Ils visent, le premier, à lutter plus efficacement contre les refus de prise d’empreintes digitales qui minent l’efficacité des procédures, le deuxième, à accélérer les procédures en réduisant de quinze à sept jours le délai de recours contre une décision de transfert, et, le troisième, à faciliter l’organisation des visites domiciliaires pour s’assurer de la présence d’un étranger assigné à résidence, sans avoir recours à la rétention.

En outre, la commission des lois a souhaité sécuriser, à l’article 3 du texte, les assignations à résidence des étrangers faisant l’objet d’une interdiction judiciaire du territoire – un aspect important de notre politique migratoire –, dont le régime a été fragilisé, fin 2017, par une décision du Conseil constitutionnel.

Il lui a semblé absolument nécessaire de contrôler la présence sur le territoire d’individus potentiellement dangereux qui, pour certains, ont été condamnés pour des actes de terrorisme.
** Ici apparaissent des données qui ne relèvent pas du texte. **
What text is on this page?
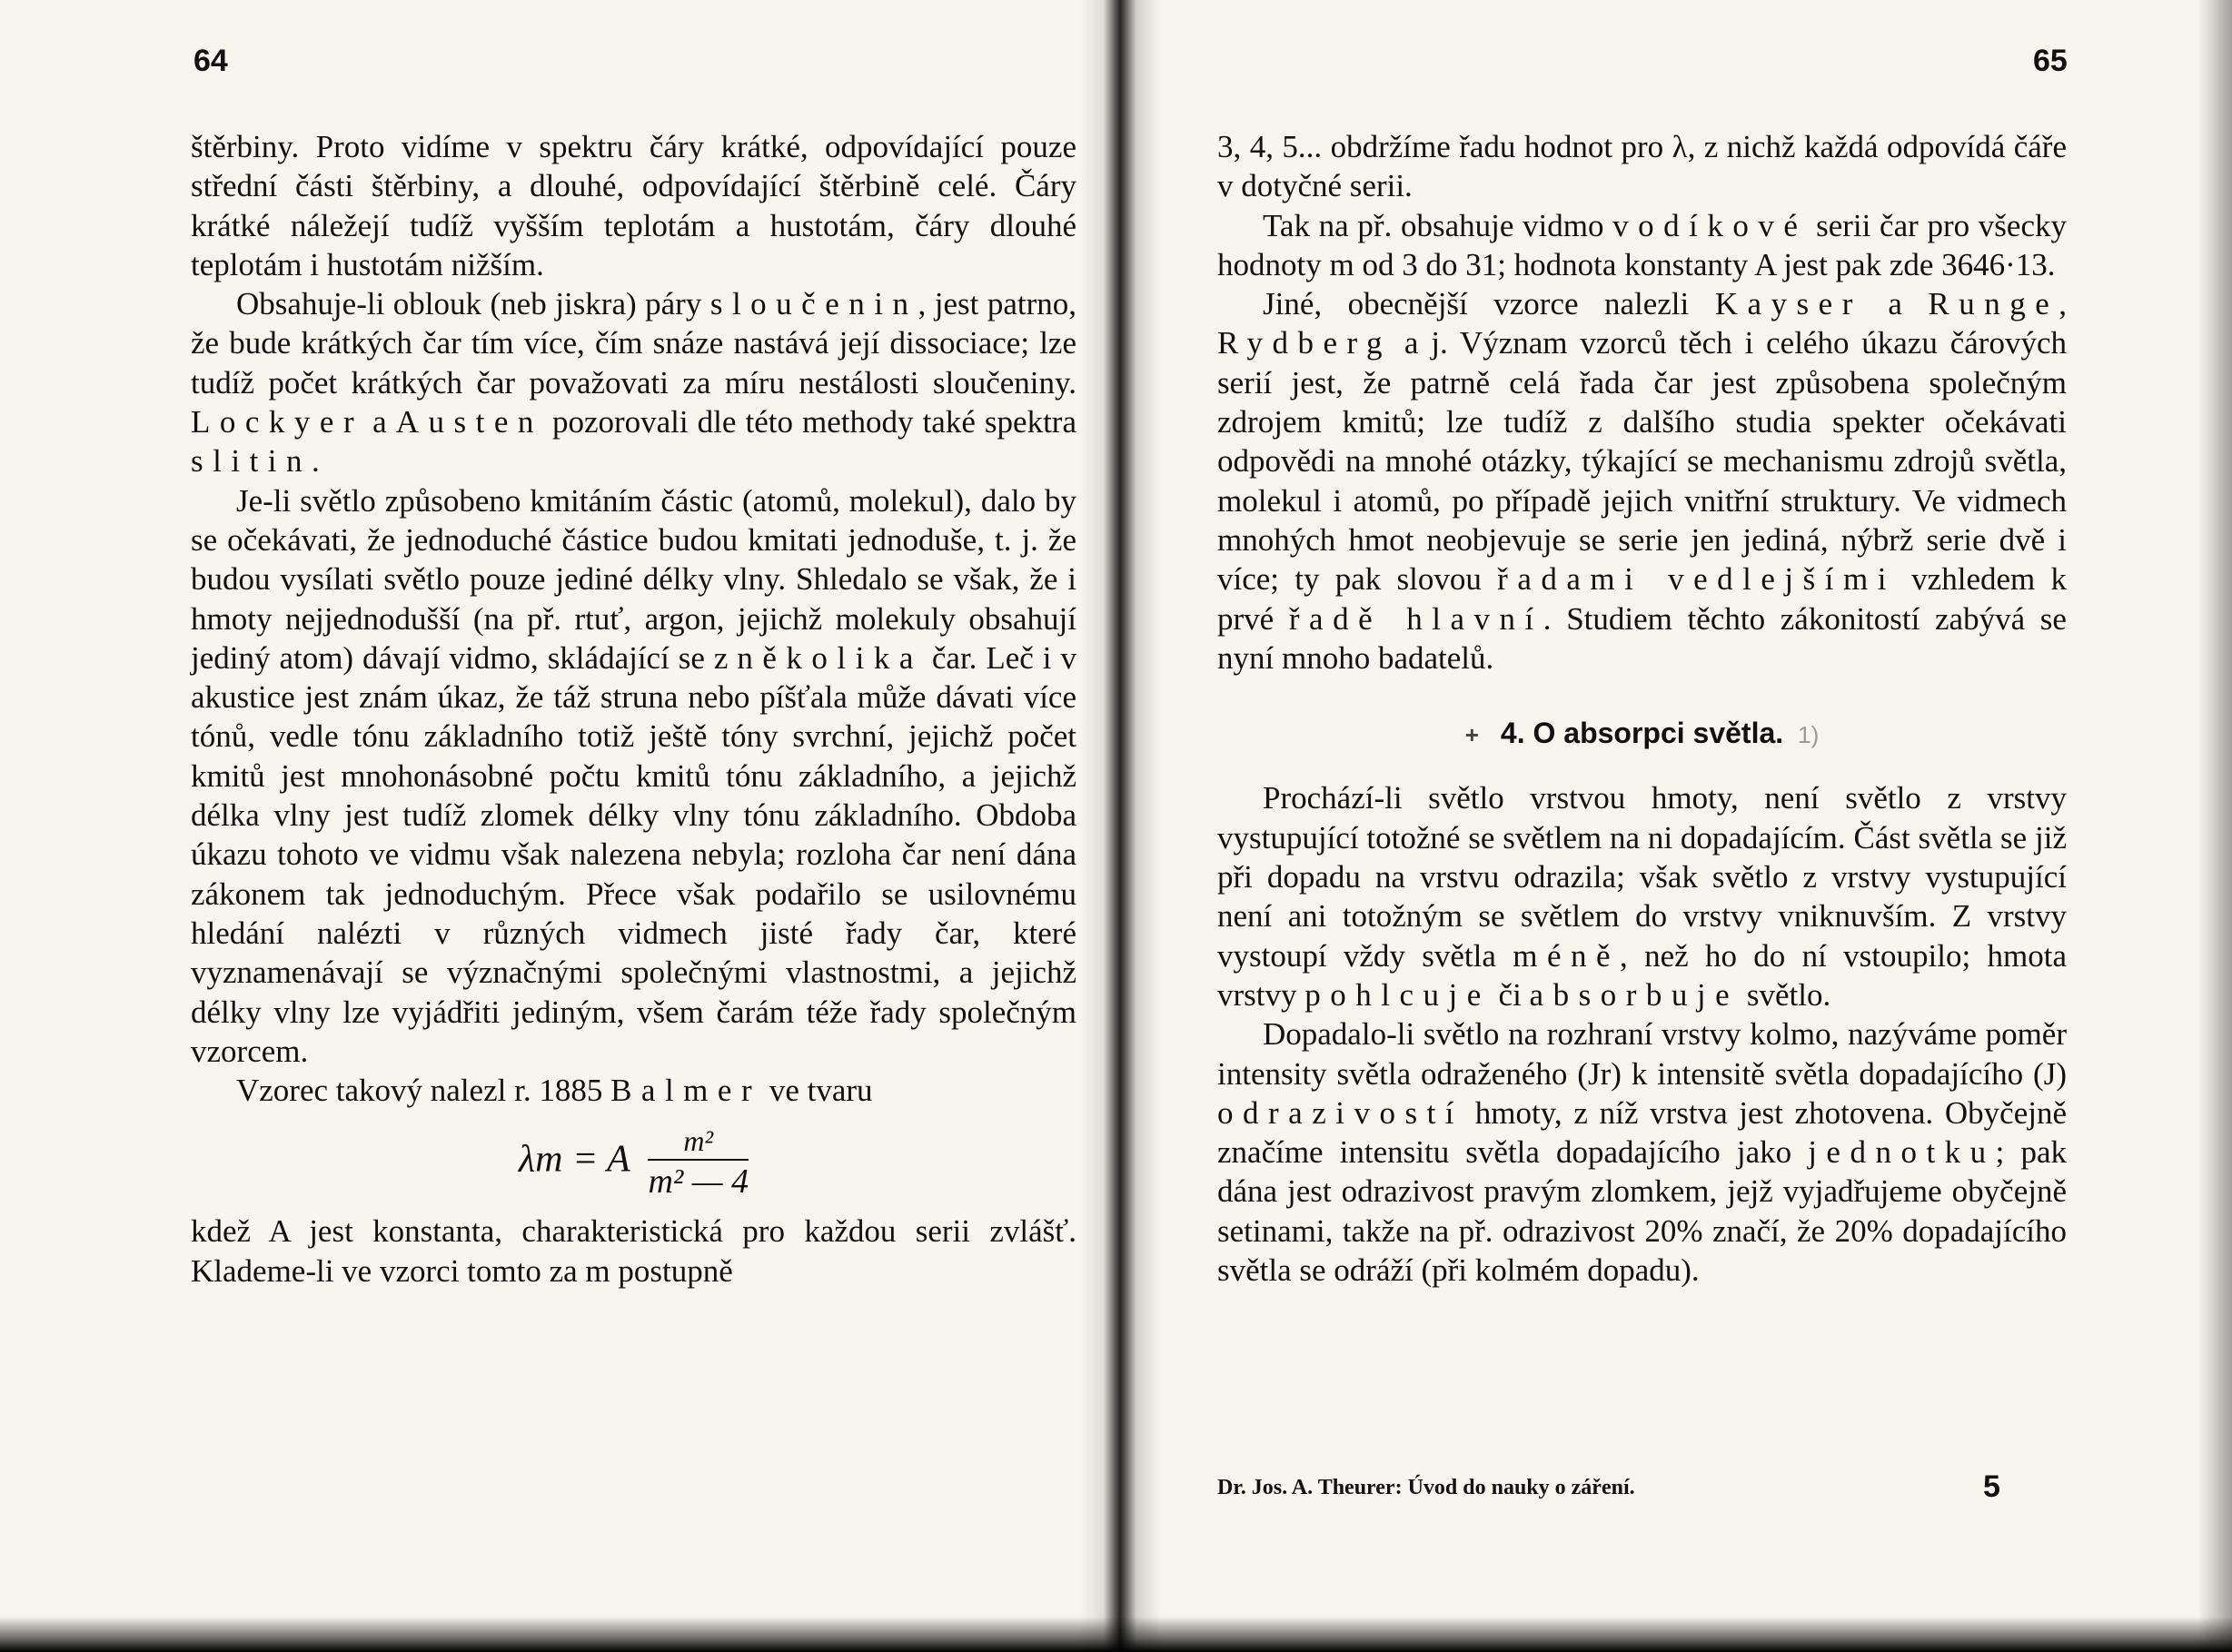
64	65

štěrbiny. Proto vidíme v spektru čáry krátké, odpovídající pouze střední části štěrbiny, a dlouhé, odpovídající štěrbině celé. Čáry krátké náležejí tudíž vyšším teplotám a hustotám, čáry dlouhé teplotám i hustotám nižším.

Obsahuje-li oblouk (neb jiskra) páry sloučenin, jest patrno, že bude krátkých čar tím více, čím snáze nastává její dissociace; lze tudíž počet krátkých čar považovati za míru nestálosti sloučeniny. Lockyer a Austen pozorovali dle této methody také spektra slitin.

Je-li světlo způsobeno kmitáním částic (atomů, molekul), dalo by se očekávati, že jednoduché částice budou kmitati jednoduše, t. j. že budou vysílati světlo pouze jediné délky vlny. Shledalo se však, že i hmoty nejjednodušší (na př. rtuť, argon, jejichž molekuly obsahují jediný atom) dávají vidmo, skládající se z několika čar. Leč i v akustice jest znám úkaz, že táž struna nebo píšťala může dávati více tónů, vedle tónu základního totiž ještě tóny svrchní, jejichž počet kmitů jest mnohonásobné počtu kmitů tónu základního, a jejichž délka vlny jest tudíž zlomek délky vlny tónu základního. Obdoba úkazu tohoto ve vidmu však nalezena nebyla; rozloha čar není dána zákonem tak jednoduchým. Přece však podařilo se usilovnému hledání nalézti v různých vidmech jisté řady čar, které vyznamenávají se význačnými společnými vlastnostmi, a jejichž délky vlny lze vyjádřiti jediným, všem čarám téže řady společným vzorcem.

Vzorec takový nalezl r. 1885 Balmer ve tvaru

λm = A $\frac{\text{m²}}{\text{m² — 4}}$

kdež A jest konstanta, charakteristická pro každou serii zvlášť. Klademe-li ve vzorci tomto za m postupně

3, 4, 5... obdržíme řadu hodnot pro λ, z nichž každá odpovídá čáře v dotyčné serii.

Tak na př. obsahuje vidmo vodíkové serii čar pro všecky hodnoty m od 3 do 31; hodnota konstanty A jest pak zde 3646·13.

Jiné, obecnější vzorce nalezli Kayser a Runge, Rydberg a j. Význam vzorců těch i celého úkazu čárových serií jest, že patrně celá řada čar jest způsobena společným zdrojem kmitů; lze tudíž z dalšího studia spekter očekávati odpovědi na mnohé otázky, týkající se mechanismu zdrojů světla, molekul i atomů, po případě jejich vnitřní struktury. Ve vidmech mnohých hmot neobjevuje se serie jen jediná, nýbrž serie dvě i více; ty pak slovou řadami vedlejšími vzhledem k prvé řadě hlavní. Studiem těchto zákonitostí zabývá se nyní mnoho badatelů.

+ 4. O absorpci světla. 1)

Prochází-li světlo vrstvou hmoty, není světlo z vrstvy vystupující totožné se světlem na ni dopadajícím. Část světla se již při dopadu na vrstvu odrazila; však světlo z vrstvy vystupující není ani totožným se světlem do vrstvy vniknuvším. Z vrstvy vystoupí vždy světla méně, než ho do ní vstoupilo; hmota vrstvy pohlcuje či absorbuje světlo.

Dopadalo-li světlo na rozhraní vrstvy kolmo, nazýváme poměr intensity světla odraženého (Jr) k intensitě světla dopadajícího (J) odrazivostí hmoty, z níž vrstva jest zhotovena. Obyčejně značíme intensitu světla dopadajícího jako jednotku; pak dána jest odrazivost pravým zlomkem, jejž vyjadřujeme obyčejně setinami, takže na př. odrazivost 20% značí, že 20% dopadajícího světla se odráží (při kolmém dopadu).

Dr. Jos. A. Theurer: Úvod do nauky o záření.	5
Il était important de régler ce problème juridique dès maintenant, car, sans faire offense à personne, nous ne sommes pas certains que le texte promis par le Gouvernement sur l’asile et l’immigration soit bien voté définitivement à la fin du mois de juin prochain. Pour des raisons pratiques, il m’a paru utile de profiter de l’occasion qui nous est offerte aujourd’hui pour garantir la sécurité de notre droit national, tout en restant dans la logique de ce texte.

L’objet limité de cette proposition de loi ne fait pas oublier la nécessité d’un débat plus large sur l’immigration et sur les procédures d’éloignement.

Lors de l’examen du prochain projet de loi, annoncé pour le printemps prochain, le Sénat veillera à ce que le Gouvernement reste suffisamment ambitieux pour traiter de l’ensemble de la question migratoire : simplifier substantiellement les procédures, assurer des moyens aux politiques d’asile et d’intégration, redoubler nos efforts diplomatiques pour rendre plus efficaces les expulsions et faire enfin aboutir la réforme du régime d’asile européen pour le rationaliser et pour prévoir davantage de solidarité entre les États membres.

La commission des lois partage les objectifs assignés à ce texte par le Gouvernement et a émis, à la majorité et non à l’unanimité, un avis favorable à son adoption. (Applaudissements sur les travées du groupe Les Républicains et du groupe Union Centriste.)